When I Grow Up

From a young age, we are bombarded with the question “What do you want to be when you grow up?”

The older we get, the more mature and serious the question becomes. “What do you want to do with your life?” people begin to ask.

As we navigate our emergence from adolescence, we are simultaneously searching for answers to these questions — questions we are certainly not fully equipped to answer.

So we often settle on an answer based on some life experience we’ve had over the course of our limited years on this Earth. We look at someone we admire and think, “That job sounds fun.” Or maybe we see someone on a TV show, or learn something from a favorite teacher, or take pointers from a parent or role model.

Wherever it comes from, the answer to this question — at age 6, age 10, or even age 18 as this question guides us to choose the path of study in college that is meant to determine the rest of our lives — does not come from us. It comes from those around us, forcing us to pave a path when that path may simply not yet exist.


So much of life is unknown. There’s a lot of beauty in that. No matter how much we plan or organize or think ahead, life will always throw us curve balls and set-up road blocks when we least expect them. Sure, there’s something to be said about being prepared, but how prepared can you really be when the rest of our lives, let alone tomorrow, are not guaranteed?

I’ve grappled with these questions — the “What do you want to be when you grow up” ones — since I was a kid. My answer started out as they usually do… a doctor, a teacher, a pilot, a singer. Those flashy occupations we see on television and read about in books.

As I grew up and the question started to get asked more seriously, it became harder and harder to answer. You see, I was always that person that wanted to do everything. I’m not the best decision maker. I hate limiting myself, and I love to keep my options open.

Of course, I didn’t recognize this about myself at the time. But looking back at my high school repertoire of activities you can see that plain & clear (AP student, cross country and track runner, lacrosse player, synchronized swimmer, school paper editor, violinist, running shoe store employee, youth group leader… do you get the point?) I’ve always wanted to do MORE; never taking the time to decide what I really enjoyed.


So when it came time to leave the safe, comfortable world of high school and jump into the “real world” as they say, I was a bit lost. At that age it is easy to believe everyone else but you has it figured out. You see your peers dead set on their future career paths — doctor, nurse, lawyer, engineer, etc. You see these clearly defined career “goals” and think I need that, too.

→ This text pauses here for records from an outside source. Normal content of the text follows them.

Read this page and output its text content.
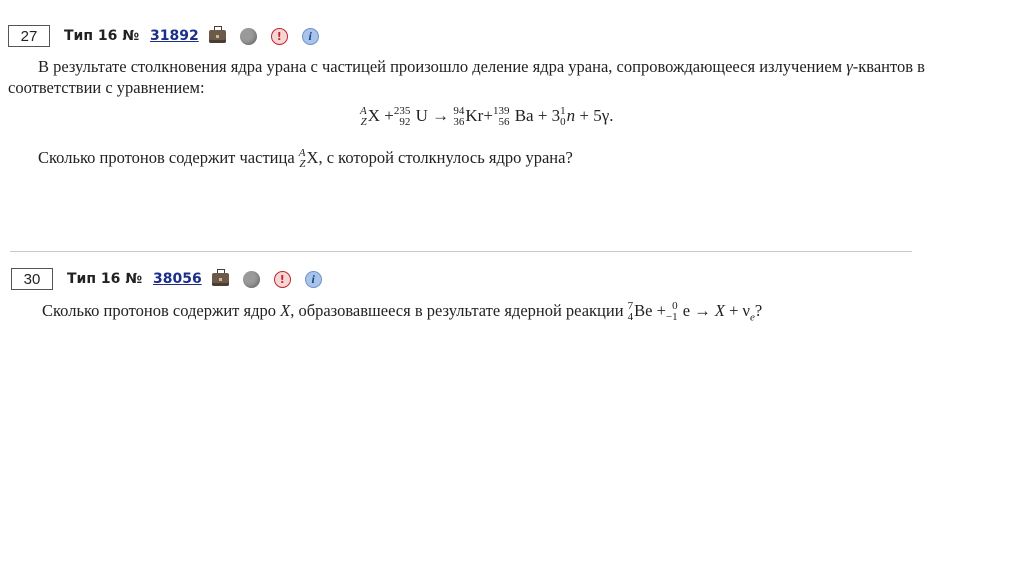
27	Тип 16 № 31892	!	i
В результате столкновения ядра урана с частицей произошло деление ядра урана, сопровождающееся излучением γ-квантов в
соответствии с уравнением:
A
Z X + 235
92 U → 94
36 Kr+ 139
56 Ba + 3 1
0 n + 5γ.
Сколько протонов содержит частица A
Z X, с которой столкнулось ядро урана?
30	Тип 16 № 38056	!	i
Сколько протонов содержит ядро X, образовавшееся в результате ядерной реакции 7
4 Be + 0
−1 $e \to X + \nu_e$?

So you choose something. You declare a major, develop a vision of your future career, and begin working in that direction.

But what I’ve learned over the last few years, and the message I’m trying to share today, is that you don’t have to settle. You don’t have to pick one thing and stick with that for the rest of your life. You don’t have to feel bad if the career you always dreamed of isn’t all it turned out to be, and you find yourself doing something completely different . . . or if what makes you happy is something your eager, younger self would have never imagined you doing.

People change. Circumstances change. Goals and values and passions change. And that’s all okay.

I write this because I’ve been thinking a lot lately about what I am doing in my life and where I am at with my career. What I am doing today is so far from anything I ever saw myself doing, but I am so incredibly happy with where I’ve landed.

I think back to the Evan of 2012, a college freshman infatuated with the idea of serving her country and making a difference in the lives of those less fortunate across the globe. I love her passion and her commitment to her studies. I love her empathy and the care she has for the world. At times I wonder if I let her down by not fulfilling those vast goals.

But here’s the things — what I’ve always known is that I want to build a career, and a life, that makes me happy. One that impacts other people in positive ways. One that allows me to use my skills to enable change. One that challenges me, one that inspires me, and one that makes a difference.

And what I am doing right now is just that. Sure, in a very different way than I originally imagined, but the work I get to do still hits on all of those fundamental concepts.


I’ve always had an innate sense of purpose — that whatever my role is to be in this world, it is meant to be purposeful and impactful — but defining the role that will have that purpose or make that impact has been the struggle I’ve faced for the last 10 years.

It wasn’t until I let go of this idea that I need to have a clearly defined path that I realized I am fulfilling a purpose. That it doesn’t necessarily matter the scale of the impact, but as long as I am having a positive impact on those I get to serve, and as long as I show up to work each day with a clear vision & purpose, then I am, in fact, living the life I always wanted.

I’ll close this piece with one of my most favorite quotes from this past year:

Now I think it’s one of the most useless questions an adult can ask a child–what do you want to be when you grow up? As if growing up is finite. As if at some point you become something and that’s the end.”

Michelle Obama, Becoming

Our girl Michelle says it best. We are always evolving and growing. We are fluid beings, and life is a fluid journey, with twists & turns & challenges we can never fully anticipate. All we can do is seek a life that brings us joy and fulfills our passions, no matter what that might look like.